O senhor já fez um salvamento que pôs sua própria vida em risco?
materiaJá, mas a gente só toma consciência disso depois que para e vê o que fez, é inerente da profissão. Por mais que a gente tente fazer da forma mais segura, depois que passa você pensa: “acho que eu me arrisquei demais aqui”. Isso acontece principalmente em incêndios, que eu particularmente gosto bastante. A gente acaba se empolgando.

Qual é o peso da responsabilidade de ter nas próprias mãos a vida de outra pessoa?
A responsabilidade é muito grande. Você incute na sua cabeça que poderia ser um parente seu, até você mesmo. Você fica pensando depois o que poderia ter feito para resolver uma ocorrência frustrada. É muito pesado, até mesmo quando você não pode fazer muito. No caso de um suicida, por exemplo. Uma vez eu fui chamado para uma ocorrência de um suicida em uma torre de energia. A torre tinha 50 metros, o garoto 17 anos. Os oficiais estavam subindo a torre, e quando, a 6 metros do menino, estavam prontos para começar a conversar com ele, ele soltou as mãos e pulou. O fato de não termos podido ajudar de nenhuma forma aquela pessoa deixou toda a equipe mal por um bom tempo.

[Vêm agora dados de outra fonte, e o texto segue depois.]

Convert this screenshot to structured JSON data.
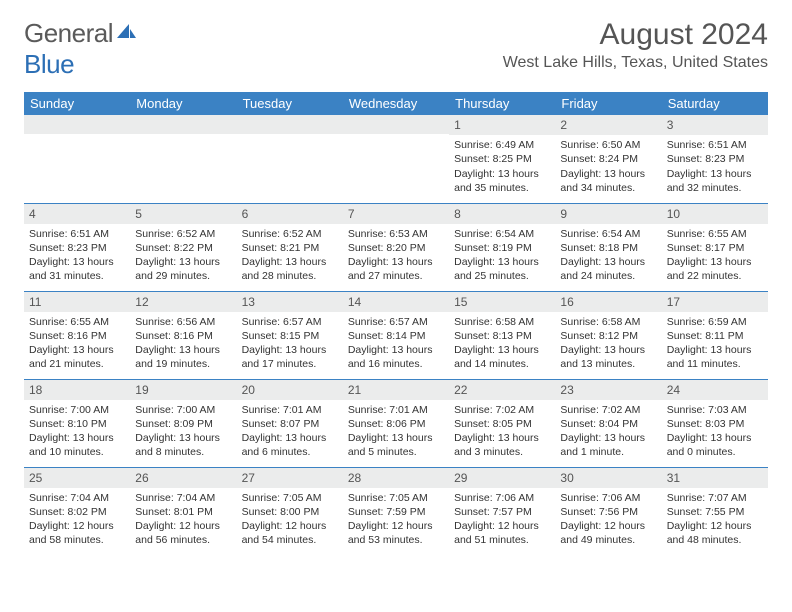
{
  "brand": {
    "part1": "General",
    "part2": "Blue"
  },
  "title": "August 2024",
  "location": "West Lake Hills, Texas, United States",
  "colors": {
    "header_bg": "#3b82c4",
    "header_text": "#ffffff",
    "daynum_bg": "#ebecec",
    "row_border": "#3b82c4",
    "text": "#333333",
    "logo_gray": "#5a5a5a",
    "logo_blue": "#2c6fb5"
  },
  "dayHeaders": [
    "Sunday",
    "Monday",
    "Tuesday",
    "Wednesday",
    "Thursday",
    "Friday",
    "Saturday"
  ],
  "weeks": [
    [
      null,
      null,
      null,
      null,
      {
        "n": "1",
        "sr": "6:49 AM",
        "ss": "8:25 PM",
        "dl": "13 hours and 35 minutes."
      },
      {
        "n": "2",
        "sr": "6:50 AM",
        "ss": "8:24 PM",
        "dl": "13 hours and 34 minutes."
      },
      {
        "n": "3",
        "sr": "6:51 AM",
        "ss": "8:23 PM",
        "dl": "13 hours and 32 minutes."
      }
    ],
    [
      {
        "n": "4",
        "sr": "6:51 AM",
        "ss": "8:23 PM",
        "dl": "13 hours and 31 minutes."
      },
      {
        "n": "5",
        "sr": "6:52 AM",
        "ss": "8:22 PM",
        "dl": "13 hours and 29 minutes."
      },
      {
        "n": "6",
        "sr": "6:52 AM",
        "ss": "8:21 PM",
        "dl": "13 hours and 28 minutes."
      },
      {
        "n": "7",
        "sr": "6:53 AM",
        "ss": "8:20 PM",
        "dl": "13 hours and 27 minutes."
      },
      {
        "n": "8",
        "sr": "6:54 AM",
        "ss": "8:19 PM",
        "dl": "13 hours and 25 minutes."
      },
      {
        "n": "9",
        "sr": "6:54 AM",
        "ss": "8:18 PM",
        "dl": "13 hours and 24 minutes."
      },
      {
        "n": "10",
        "sr": "6:55 AM",
        "ss": "8:17 PM",
        "dl": "13 hours and 22 minutes."
      }
    ],
    [
      {
        "n": "11",
        "sr": "6:55 AM",
        "ss": "8:16 PM",
        "dl": "13 hours and 21 minutes."
      },
      {
        "n": "12",
        "sr": "6:56 AM",
        "ss": "8:16 PM",
        "dl": "13 hours and 19 minutes."
      },
      {
        "n": "13",
        "sr": "6:57 AM",
        "ss": "8:15 PM",
        "dl": "13 hours and 17 minutes."
      },
      {
        "n": "14",
        "sr": "6:57 AM",
        "ss": "8:14 PM",
        "dl": "13 hours and 16 minutes."
      },
      {
        "n": "15",
        "sr": "6:58 AM",
        "ss": "8:13 PM",
        "dl": "13 hours and 14 minutes."
      },
      {
        "n": "16",
        "sr": "6:58 AM",
        "ss": "8:12 PM",
        "dl": "13 hours and 13 minutes."
      },
      {
        "n": "17",
        "sr": "6:59 AM",
        "ss": "8:11 PM",
        "dl": "13 hours and 11 minutes."
      }
    ],
    [
      {
        "n": "18",
        "sr": "7:00 AM",
        "ss": "8:10 PM",
        "dl": "13 hours and 10 minutes."
      },
      {
        "n": "19",
        "sr": "7:00 AM",
        "ss": "8:09 PM",
        "dl": "13 hours and 8 minutes."
      },
      {
        "n": "20",
        "sr": "7:01 AM",
        "ss": "8:07 PM",
        "dl": "13 hours and 6 minutes."
      },
      {
        "n": "21",
        "sr": "7:01 AM",
        "ss": "8:06 PM",
        "dl": "13 hours and 5 minutes."
      },
      {
        "n": "22",
        "sr": "7:02 AM",
        "ss": "8:05 PM",
        "dl": "13 hours and 3 minutes."
      },
      {
        "n": "23",
        "sr": "7:02 AM",
        "ss": "8:04 PM",
        "dl": "13 hours and 1 minute."
      },
      {
        "n": "24",
        "sr": "7:03 AM",
        "ss": "8:03 PM",
        "dl": "13 hours and 0 minutes."
      }
    ],
    [
      {
        "n": "25",
        "sr": "7:04 AM",
        "ss": "8:02 PM",
        "dl": "12 hours and 58 minutes."
      },
      {
        "n": "26",
        "sr": "7:04 AM",
        "ss": "8:01 PM",
        "dl": "12 hours and 56 minutes."
      },
      {
        "n": "27",
        "sr": "7:05 AM",
        "ss": "8:00 PM",
        "dl": "12 hours and 54 minutes."
      },
      {
        "n": "28",
        "sr": "7:05 AM",
        "ss": "7:59 PM",
        "dl": "12 hours and 53 minutes."
      },
      {
        "n": "29",
        "sr": "7:06 AM",
        "ss": "7:57 PM",
        "dl": "12 hours and 51 minutes."
      },
      {
        "n": "30",
        "sr": "7:06 AM",
        "ss": "7:56 PM",
        "dl": "12 hours and 49 minutes."
      },
      {
        "n": "31",
        "sr": "7:07 AM",
        "ss": "7:55 PM",
        "dl": "12 hours and 48 minutes."
      }
    ]
  ],
  "labels": {
    "sunrise": "Sunrise:",
    "sunset": "Sunset:",
    "daylight": "Daylight:"
  }
}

Dia do Bombeiro Brasileiro
Comemoração:
São Paulo: 5 de julho
Parque da Independência, no Ipiranga. A partir das 8 hs, haverá a 14ª edição da corrida comemorativa. Em seguida, às 10 hs, acontecerá um evento militar com tropa formada e desfile das viaturas. Além disso, serão realizadas atividades relacionadas com o serviço dos bombeiros para interagir com a comunidade.